So, I did some experimenting with various non-magma methods suggested here. Some worked better than others.
Hatch-Drop:
It worked, okay, but I'm not really a fan. It tended to behave erratically, and took a lot of vertical space to make operate kinda well. And since it created a pillar of ice, mining out ice and then collapsing the pillar was necesarry to free up the room for more ice.
Another issue was that dropping a stack of ice cause a lot of collapse spam, and it tends to form little jagged pieces when doing more than a 1x1 tile.

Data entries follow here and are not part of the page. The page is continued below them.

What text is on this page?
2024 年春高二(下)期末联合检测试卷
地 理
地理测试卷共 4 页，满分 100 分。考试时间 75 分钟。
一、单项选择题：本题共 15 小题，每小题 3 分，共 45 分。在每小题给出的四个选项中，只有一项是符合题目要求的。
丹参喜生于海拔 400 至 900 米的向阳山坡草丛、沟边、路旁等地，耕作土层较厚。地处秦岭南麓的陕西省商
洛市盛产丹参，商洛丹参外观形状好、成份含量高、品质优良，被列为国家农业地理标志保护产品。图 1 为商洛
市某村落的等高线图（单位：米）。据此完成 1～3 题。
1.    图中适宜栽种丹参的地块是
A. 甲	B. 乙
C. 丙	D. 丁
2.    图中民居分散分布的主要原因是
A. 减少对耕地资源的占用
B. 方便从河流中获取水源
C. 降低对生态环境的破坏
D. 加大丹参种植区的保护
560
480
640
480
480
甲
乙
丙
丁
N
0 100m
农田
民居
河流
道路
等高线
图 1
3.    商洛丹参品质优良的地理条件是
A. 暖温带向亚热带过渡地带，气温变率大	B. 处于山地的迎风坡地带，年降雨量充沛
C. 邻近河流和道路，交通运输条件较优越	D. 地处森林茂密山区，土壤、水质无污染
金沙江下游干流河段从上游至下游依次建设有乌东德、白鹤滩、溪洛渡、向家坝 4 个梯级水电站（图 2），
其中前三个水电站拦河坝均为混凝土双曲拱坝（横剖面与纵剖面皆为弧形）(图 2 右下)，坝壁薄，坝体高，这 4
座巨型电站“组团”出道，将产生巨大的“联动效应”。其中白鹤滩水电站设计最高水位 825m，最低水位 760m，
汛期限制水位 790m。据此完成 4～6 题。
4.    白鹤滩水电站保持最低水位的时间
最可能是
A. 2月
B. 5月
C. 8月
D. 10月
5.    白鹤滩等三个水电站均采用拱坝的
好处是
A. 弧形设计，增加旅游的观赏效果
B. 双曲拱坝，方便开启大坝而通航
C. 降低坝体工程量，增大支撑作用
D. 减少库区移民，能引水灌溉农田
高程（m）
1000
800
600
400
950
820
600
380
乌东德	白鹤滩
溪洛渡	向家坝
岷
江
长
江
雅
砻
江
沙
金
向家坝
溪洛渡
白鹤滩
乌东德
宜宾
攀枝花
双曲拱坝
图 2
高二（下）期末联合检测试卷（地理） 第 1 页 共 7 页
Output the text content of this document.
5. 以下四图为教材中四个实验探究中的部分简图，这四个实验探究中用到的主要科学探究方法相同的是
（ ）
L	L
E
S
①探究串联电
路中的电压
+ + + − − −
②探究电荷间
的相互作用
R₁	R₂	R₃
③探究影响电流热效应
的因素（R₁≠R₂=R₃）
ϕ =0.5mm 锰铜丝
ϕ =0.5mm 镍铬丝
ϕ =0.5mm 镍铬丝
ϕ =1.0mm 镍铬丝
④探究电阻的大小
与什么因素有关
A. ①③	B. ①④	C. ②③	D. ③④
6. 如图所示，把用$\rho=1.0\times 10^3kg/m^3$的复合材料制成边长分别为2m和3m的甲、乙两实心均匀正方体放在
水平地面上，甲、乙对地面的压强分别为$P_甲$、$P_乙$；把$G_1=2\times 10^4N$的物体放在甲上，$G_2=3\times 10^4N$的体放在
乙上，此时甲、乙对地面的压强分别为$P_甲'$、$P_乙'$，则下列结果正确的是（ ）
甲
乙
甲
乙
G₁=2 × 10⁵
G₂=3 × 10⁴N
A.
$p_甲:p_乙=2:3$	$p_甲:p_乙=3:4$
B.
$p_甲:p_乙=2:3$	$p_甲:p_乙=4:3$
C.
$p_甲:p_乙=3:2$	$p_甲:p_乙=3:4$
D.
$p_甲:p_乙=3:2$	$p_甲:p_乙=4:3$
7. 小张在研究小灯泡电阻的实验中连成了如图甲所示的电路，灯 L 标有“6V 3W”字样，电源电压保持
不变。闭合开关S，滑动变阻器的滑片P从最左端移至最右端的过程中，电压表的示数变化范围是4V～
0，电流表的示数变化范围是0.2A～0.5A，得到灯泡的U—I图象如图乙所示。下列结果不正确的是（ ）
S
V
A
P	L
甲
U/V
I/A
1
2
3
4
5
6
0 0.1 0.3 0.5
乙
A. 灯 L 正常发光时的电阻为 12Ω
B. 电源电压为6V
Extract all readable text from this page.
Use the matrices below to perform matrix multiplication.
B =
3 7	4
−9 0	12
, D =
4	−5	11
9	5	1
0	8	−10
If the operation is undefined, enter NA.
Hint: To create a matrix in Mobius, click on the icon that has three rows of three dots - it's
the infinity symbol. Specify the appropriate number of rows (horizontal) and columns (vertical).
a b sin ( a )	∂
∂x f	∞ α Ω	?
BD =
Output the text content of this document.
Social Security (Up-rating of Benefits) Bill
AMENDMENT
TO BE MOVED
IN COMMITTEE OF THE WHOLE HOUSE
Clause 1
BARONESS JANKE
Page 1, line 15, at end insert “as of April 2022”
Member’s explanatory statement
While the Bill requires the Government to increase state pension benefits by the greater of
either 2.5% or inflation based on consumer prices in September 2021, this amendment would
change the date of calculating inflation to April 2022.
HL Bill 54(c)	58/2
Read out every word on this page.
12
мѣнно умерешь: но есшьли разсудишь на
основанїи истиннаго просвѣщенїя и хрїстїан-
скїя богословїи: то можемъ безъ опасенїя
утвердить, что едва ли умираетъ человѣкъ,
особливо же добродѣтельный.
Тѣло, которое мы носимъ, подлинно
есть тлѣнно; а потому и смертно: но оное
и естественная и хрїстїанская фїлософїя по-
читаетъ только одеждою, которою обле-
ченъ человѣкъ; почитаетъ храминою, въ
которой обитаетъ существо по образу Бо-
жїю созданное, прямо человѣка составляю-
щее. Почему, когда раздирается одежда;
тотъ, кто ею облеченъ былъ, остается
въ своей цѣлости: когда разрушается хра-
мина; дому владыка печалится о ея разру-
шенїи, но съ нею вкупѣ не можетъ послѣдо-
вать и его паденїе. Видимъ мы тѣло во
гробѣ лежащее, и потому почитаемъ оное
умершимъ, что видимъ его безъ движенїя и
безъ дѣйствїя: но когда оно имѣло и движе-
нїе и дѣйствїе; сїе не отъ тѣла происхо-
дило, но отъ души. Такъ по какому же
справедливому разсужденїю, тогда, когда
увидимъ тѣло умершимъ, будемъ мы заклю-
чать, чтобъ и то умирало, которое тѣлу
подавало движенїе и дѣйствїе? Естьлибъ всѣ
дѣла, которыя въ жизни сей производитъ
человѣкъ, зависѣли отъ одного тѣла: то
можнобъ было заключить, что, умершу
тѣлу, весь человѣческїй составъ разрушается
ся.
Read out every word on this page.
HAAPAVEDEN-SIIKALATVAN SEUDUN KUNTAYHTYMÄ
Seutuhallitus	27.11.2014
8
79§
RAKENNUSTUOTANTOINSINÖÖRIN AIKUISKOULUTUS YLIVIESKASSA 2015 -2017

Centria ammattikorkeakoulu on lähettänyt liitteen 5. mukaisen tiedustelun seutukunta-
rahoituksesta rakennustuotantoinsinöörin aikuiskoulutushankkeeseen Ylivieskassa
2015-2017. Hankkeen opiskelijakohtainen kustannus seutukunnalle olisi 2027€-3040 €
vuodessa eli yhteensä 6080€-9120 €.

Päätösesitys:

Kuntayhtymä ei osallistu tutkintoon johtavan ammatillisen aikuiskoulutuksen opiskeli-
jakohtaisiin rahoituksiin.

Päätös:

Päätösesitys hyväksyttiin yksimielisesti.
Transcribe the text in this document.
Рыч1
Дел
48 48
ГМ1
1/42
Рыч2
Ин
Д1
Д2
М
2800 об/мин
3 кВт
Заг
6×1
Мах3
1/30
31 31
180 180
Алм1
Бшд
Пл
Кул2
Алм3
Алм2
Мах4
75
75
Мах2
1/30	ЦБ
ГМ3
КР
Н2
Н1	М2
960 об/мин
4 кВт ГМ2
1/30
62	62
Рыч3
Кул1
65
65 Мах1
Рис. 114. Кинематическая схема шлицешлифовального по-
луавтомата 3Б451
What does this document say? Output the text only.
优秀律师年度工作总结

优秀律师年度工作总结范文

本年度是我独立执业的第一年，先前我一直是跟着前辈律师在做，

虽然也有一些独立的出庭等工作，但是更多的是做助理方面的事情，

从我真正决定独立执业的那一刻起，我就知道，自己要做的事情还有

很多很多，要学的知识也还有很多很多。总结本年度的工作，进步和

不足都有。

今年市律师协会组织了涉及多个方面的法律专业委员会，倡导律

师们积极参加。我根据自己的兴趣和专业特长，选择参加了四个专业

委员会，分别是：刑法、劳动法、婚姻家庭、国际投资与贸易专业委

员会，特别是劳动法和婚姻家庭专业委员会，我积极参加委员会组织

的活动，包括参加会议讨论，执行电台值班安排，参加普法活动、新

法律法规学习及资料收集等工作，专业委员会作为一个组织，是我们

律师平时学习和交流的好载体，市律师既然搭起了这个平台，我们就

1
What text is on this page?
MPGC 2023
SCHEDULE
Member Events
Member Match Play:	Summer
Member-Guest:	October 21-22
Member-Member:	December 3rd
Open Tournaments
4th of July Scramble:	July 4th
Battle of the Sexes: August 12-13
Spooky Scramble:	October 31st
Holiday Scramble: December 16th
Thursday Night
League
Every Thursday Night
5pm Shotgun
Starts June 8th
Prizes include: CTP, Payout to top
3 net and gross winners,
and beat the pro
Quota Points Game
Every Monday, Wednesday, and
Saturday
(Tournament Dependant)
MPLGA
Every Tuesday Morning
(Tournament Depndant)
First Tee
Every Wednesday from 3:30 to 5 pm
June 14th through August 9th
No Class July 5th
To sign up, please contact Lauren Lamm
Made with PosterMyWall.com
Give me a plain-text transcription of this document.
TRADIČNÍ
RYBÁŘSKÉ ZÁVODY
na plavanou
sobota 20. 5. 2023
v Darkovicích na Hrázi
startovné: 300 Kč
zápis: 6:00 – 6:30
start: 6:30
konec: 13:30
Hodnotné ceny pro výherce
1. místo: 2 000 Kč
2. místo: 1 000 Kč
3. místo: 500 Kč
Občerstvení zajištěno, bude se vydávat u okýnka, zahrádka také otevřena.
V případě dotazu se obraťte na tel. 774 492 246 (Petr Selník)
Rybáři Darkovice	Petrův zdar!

It also created a lot of floor pieces that fell by themselves without building up a full block properly.
Maybe it's possible to make this work, but it's just very inconsistent and requires a lot more construction and planning when mining out the resulting ice.
Linear Bridge / Tube Methos:
Worked pretty much as expected. Creates a line of ice that can be mined as long you want. More bridges for more ice. Even without pressure, it works pretty quick once you drop the bridge. You can actually create 3-4 lines of ice before you actually need to refill the chamber behind it.
Upwelling:
This turned out to work really well. By creating "donuts" of inside/aboveground tiles around a single inside/subteranean tile, you could force water up and create a donut of ice around a tile of liquid water. Better yet, you could do it up multiple z-levels. Once one floor was iced up, the water would move up to the next z-level and freeze that, until the system eventually reached pressure eqilibrium with the source. Once all the ice was cast, the pressure source was cut off to remove the system pressure. A quick flip of a pressure release valve in the bottom level would quickly drain down all the pressurized water. By queuing up 2 lever pulls associated with a flood-gate, the pressure could be quickly relieved while still keeping the bottom fill chamber relatively full, making re-filling the ice quite fast after the first fill.